The Season’s Change

Nothing marks the end of summer for the children quite like the start of the school year. The school year starts in the morning though, and we have got to get things going for the home education program. Our oldest is going to be taught via teachers online, and our youngest will have a school provided curriculum with e as her lead. Despite these, we have no idea what to do tomorrow, or who to log in with or whatever. If the year starts a little slow, so be it; it has happened before. We’ll get it figured out.

Summer does not end till the third week of September. Even as an adult I still have a time getting my head around the difference between when the school year starts and closes a hard curtain on summer, and when the actual season changes according to the Earth’s orbit around the sun and its reflection on the calendar.

The firewood collection is coming along well enough. I have almost half of it split and stacked, though there we need more to fill the bunk, and more to stack away for use in the fireplace and in the shop. I do intend to go get more wood still, and there is time to do it. We need to get the last of it gathered and split by Thanksgiving at the latest. We are limited to Friday’s now, though, because of school.
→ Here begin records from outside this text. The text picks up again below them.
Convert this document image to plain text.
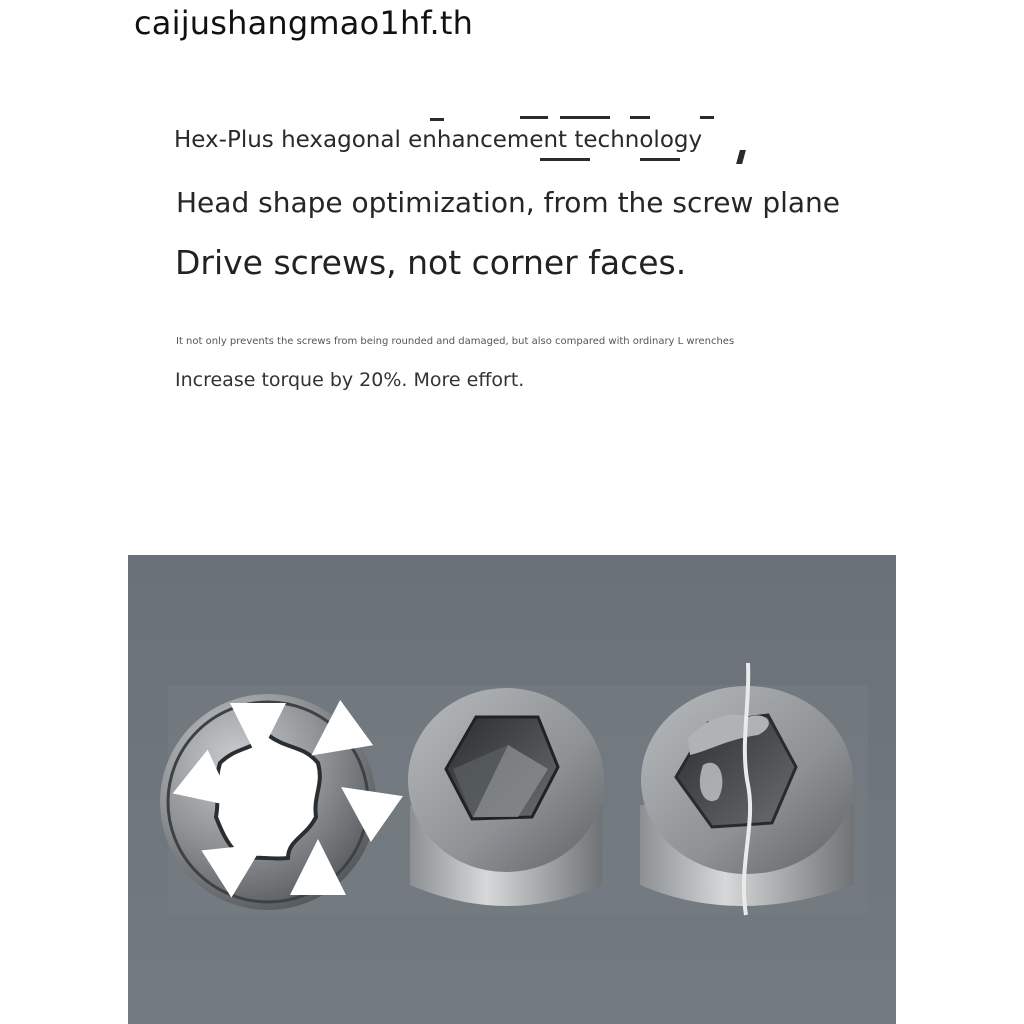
caijushangmao1hf.th
Hex-Plus hexagonal enhancement technology
Head shape optimization, from the screw plane
Drive screws, not corner faces.
It not only prevents the screws from being rounded and damaged, but also compared with ordinary L wrenches
Increase torque by 20%. More effort.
The new log splitter seems to be working out pretty good so far. It does not allow the carburetor to fill with water the way the Champion did. That makes it easy to start after wet weather. Not that we have had much wet weather!

The drought is still on here in Southeast Idaho. With the change in the climate, it is probably time to stop calling it a drought and accept it as the new way of things here, unless of course we are still in the course of change. Probably so. I think we will need to change how we do our thing here. Let’s see what comes this winter with the winds of change.

The weather station is working pretty good so far. I bought that new computer about a month ago, and it seems to be doing what it needs to in order to track the weather station and keep the database, and publish the weather online. I added a second monitor to it as it is powerful enough to run a lot more than just a weather station.

That’s what’s new here on the Peasant’s Manor Farm.